C’est légitime pour Karim de prétendre diriger le parti. Mais il faut qu’il le fasse dans les règles de l’art. Voilà pourquoi j’avais dit non. Je reste dans le Pds parce que je suis un militant. Je travaillerai davantage à conscientiser les responsables et les autres militants qui n’ont pas encore compris ce qui se prépare. Nous allons, ensemble, nous battre aussi longtemps que possible pour que les choses aillent mieux. Je pense qu’il est bon que les gens puissent se retrouver autour de l’essentiel, un cadre consensuel, inclusif où on travaillerait à proposer aux militants un parti nouveau tel que nous le pensons. D’abord, il faut repenser le parti, le réformer, actualiser notre offre politique à travers un nouveau programme fondamental. Ensuite, il est incontournable de mettre en place un comité chargé de la réforme du parti, quitte à ce qu’il soit chargé de la vente des cartes après, des renouvellements, etc. L’essentiel est que tout se fasse dans la transparence et l’exclusivité pour que le meilleur gagne. Si Karim gagne ou un autre prétendant, tant mieux. Par contre, on a l’impression que le président Wade veut léguer le parti à Karim Wade parce que simplement, comme disent-ils, c’est en lui qu’il a confiance, comme si le parti lui appartenait.

Avez-vous discuté de cela avec lui avant ?

Personnellement, j’ai passé deux jours à Doha. Nous avons profondément discuté de toutes les questions de stratégie et de réforme. A ma grande surprise, depuis que j’ai quitté Doha, c’est le black-out total. Je n’ai plus eu de nouvelles du président. Karim Wade ne me parlait plus. Le président Wade ne me consultait plus. Il arrive à Dakar pour me balancer à la figure, lors de notre dernier Comité directeur : « Mais tu es là ! Il paraît que tu es parti. » Il semblait étonné de me voir à cette réunion. Il a commencé à dire : ‘’On m’avait dit que tu étais parti. Où est Omar Sarr, Omar Sarr ?’’ Il se tourne alors et tombe sur Mayoro et lui dit : ‘’Mayoro, on ne m’avait pas dit que Babacar Gaye était parti ?’’ Mayoro lui répond : ‘’Monsieur le Président, qui vous l’a dit ?’’ Et Wade lui rétorque : ‘’Ok, ce n’est pas grave. Comme il est là, ça va.’’ Je suis resté zen. Je n’ai pas répondu pendant tout le temps qu’il parlait. C’est en ce moment que j’ai compris que quelque chose s’était passée ou était en train de se passer.

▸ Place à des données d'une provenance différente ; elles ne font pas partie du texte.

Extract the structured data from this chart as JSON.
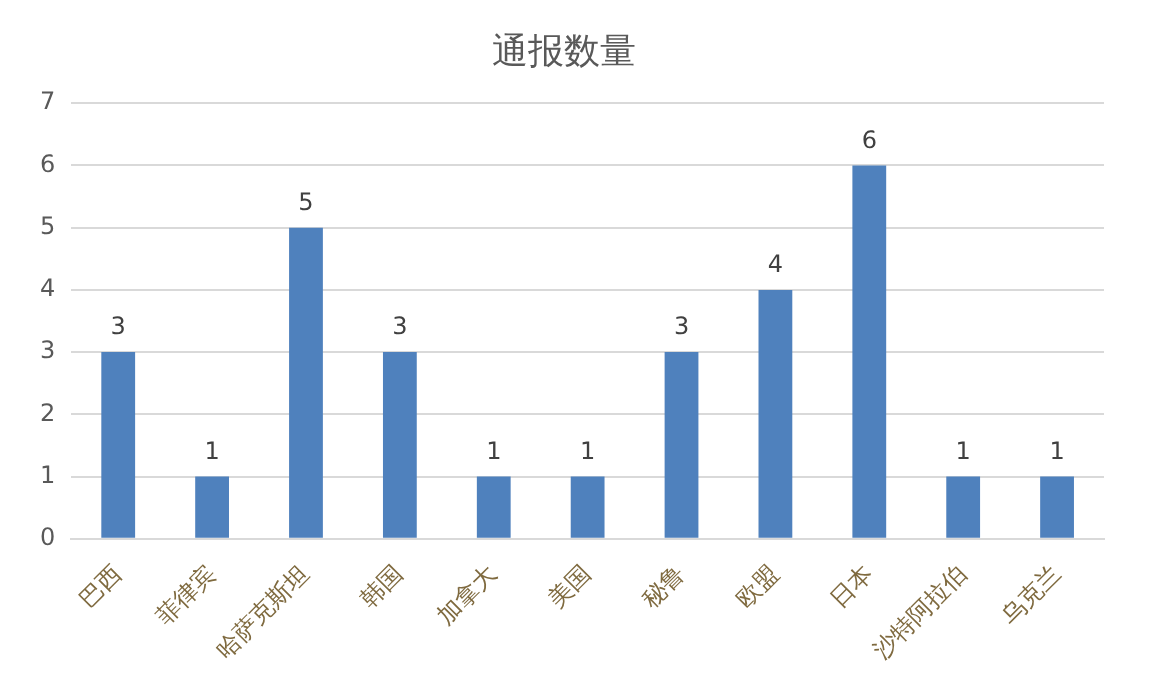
{
  "chart_data": {
    "type": "bar",
    "title": "通报数量",
    "categories": [
      "巴西",
      "菲律宾",
      "哈萨克斯坦",
      "韩国",
      "加拿大",
      "美国",
      "秘鲁",
      "欧盟",
      "日本",
      "沙特阿拉伯",
      "乌克兰"
    ],
    "values": [
      3,
      1,
      5,
      3,
      1,
      1,
      3,
      4,
      6,
      1,
      1
    ],
    "color": "#4f81bd",
    "ylim": [
      0,
      7
    ],
    "yticks": [
      0,
      1,
      2,
      3,
      4,
      5,
      6,
      7
    ],
    "grid": "y",
    "data_labels": true,
    "legend": false
  }
}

On ne s’est pas vu jusqu’à ce qu’il m’enlève du poste de porte-parole pour nommer Me Sall qui, apparemment, ne leur a pas donné satisfaction. Ils ont décidé de l’enlever, d’exclure Omar Sarr du Secrétariat national. Il me rétrograde. Alors, nous nous sommes dit que ces gens-là sont en train de s’organiser pour nous écarter et qu’il fallait le refuser. C’est ainsi qu’est née l’Alliance Suxali Soppi.

 ‘’Nous estimons et espérons aussi qu’il arrivera un moment où il se ressaisira et comprendra qu’il n’a pas le droit de brûler notre héritage, le patrimoine de tout un peuple, pour les caprices de Karim Wade. Il ne faudrait pas non plus que le Pds soit perçu comme un parti où le pouvoir se transfère par nomination’’.

Comment avez-vous vécu votre éviction du poste de porte-parole ?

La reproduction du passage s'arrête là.